Stocks finish mixed as consumer confidence falls; Uneven earnings reports hold market back

An economic reality check is cooling the stock market's rally.

Stocks ended little changed Tuesday as a key barometer of consumer confidence and a handful of disappointing earnings reports reminded investors that an economic recovery this year is far from assured. The Dow slipped 12 points, while the Nasdaq composite index posted a small gain.

Trading was more erratic Tuesday than the past two days, however in all three days the major market indexes closed with only modest changes. Investors remain cautious but still aren't willing to give up on a rally that has propelled stocks up 11 percent in little more than two weeks.

Stocks started to slip after the Conference Board reported that its consumer confidence index fell more than expected, fanning worries that bleak expectations among consumers and rising unemployment would hamper the economy's ability to rebound from the longest recession since World War II.

Meanwhile, corporate earnings reports, which beat meager expectations earlier this month, suggested that many consumers remain unwilling or unable to spend. Office Depot Inc. and handbag maker Coach Inc. both had trouble drawing in customers during the second quarter.

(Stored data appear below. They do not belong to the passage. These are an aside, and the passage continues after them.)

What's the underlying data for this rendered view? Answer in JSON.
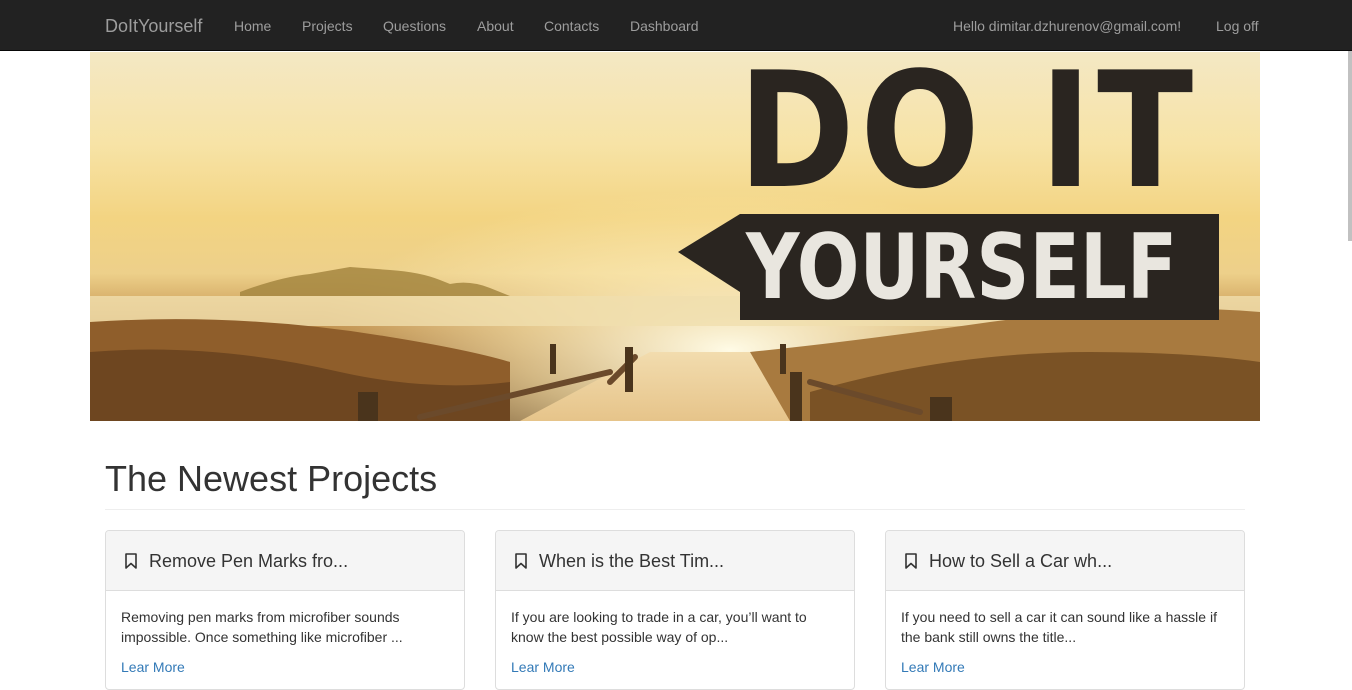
{
  "navbar": {
    "brand": "DoItYourself",
    "links": [
      "Home",
      "Projects",
      "Questions",
      "About",
      "Contacts",
      "Dashboard"
    ],
    "greeting": "Hello dimitar.dzhurenov@gmail.com!",
    "logoff": "Log off"
  },
  "hero": {
    "line1": "DO IT",
    "line2": "YOURSELF"
  },
  "section": {
    "title": "The Newest Projects"
  },
  "projects": [
    {
      "title": "Remove Pen Marks fro...",
      "text": "Removing pen marks from microfiber sounds impossible. Once something like microfiber ...",
      "link": "Lear More"
    },
    {
      "title": "When is the Best Tim...",
      "text": "If you are looking to trade in a car, you’ll want to know the best possible way of op...",
      "link": "Lear More"
    },
    {
      "title": "How to Sell a Car wh...",
      "text": "If you need to sell a car it can sound like a hassle if the bank still owns the title...",
      "link": "Lear More"
    }
  ],
  "colors": {
    "navbar": "#222222",
    "link": "#337ab7",
    "navText": "#9d9d9d"
  },
  "icons": {
    "card": "bookmark-icon"
  }
}
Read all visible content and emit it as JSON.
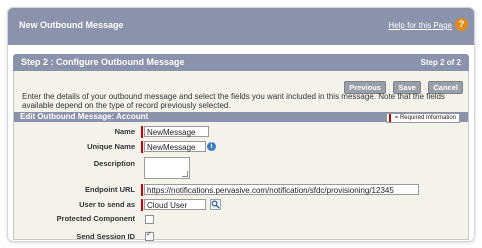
{
  "header": {
    "title": "New Outbound Message",
    "help_link": "Help for this Page",
    "help_icon": "help-icon"
  },
  "step": {
    "title": "Step 2 : Configure Outbound Message",
    "counter": "Step 2 of 2"
  },
  "buttons": {
    "previous": "Previous",
    "save": "Save",
    "cancel": "Cancel"
  },
  "intro": "Enter the details of your outbound message and select the fields you want included in this message. Note that the fields available depend on the type of record previously selected.",
  "section": {
    "title": "Edit Outbound Message: Account",
    "required_legend": "= Required Information"
  },
  "form": {
    "name": {
      "label": "Name",
      "value": "NewMessage"
    },
    "unique_name": {
      "label": "Unique Name",
      "value": "NewMessage"
    },
    "description": {
      "label": "Description",
      "value": ""
    },
    "endpoint_url": {
      "label": "Endpoint URL",
      "value": "https://notifications.pervasive.com/notification/sfdc/provisioning/12345"
    },
    "user_to_send_as": {
      "label": "User to send as",
      "value": "Cloud User"
    },
    "protected_component": {
      "label": "Protected Component",
      "checked": false
    },
    "send_session_id": {
      "label": "Send Session ID",
      "checked": true
    }
  },
  "colors": {
    "header": "#8a93ab",
    "required": "#cc0000",
    "help": "#e28b1c"
  }
}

If consumers don't step up spending, companies will find it hard to chalk up the revenue gains they need to truly recover. The recent string of stronger corporate profits have come from deep cost-cutting, which can only lift earnings for so long.

The third upbeat reading on the housing market since last week and dealmaking in the technology industry helped temper the market's disappointment.

Even without the latest worries about consumers, analysts have been anticipating some pause in buying after this month's surge, which restarted a massive rally that began in March. The advance fizzled in mid-June on lackluster economic reports.

John Merrill, chief investment officer of Tanglewood Wealth Management in Houston, said some institutional investors are pouring money into stocks in an effort to keep pace with a 44.8 percent rally in the S&P 500 index since March 9 and not get left behind.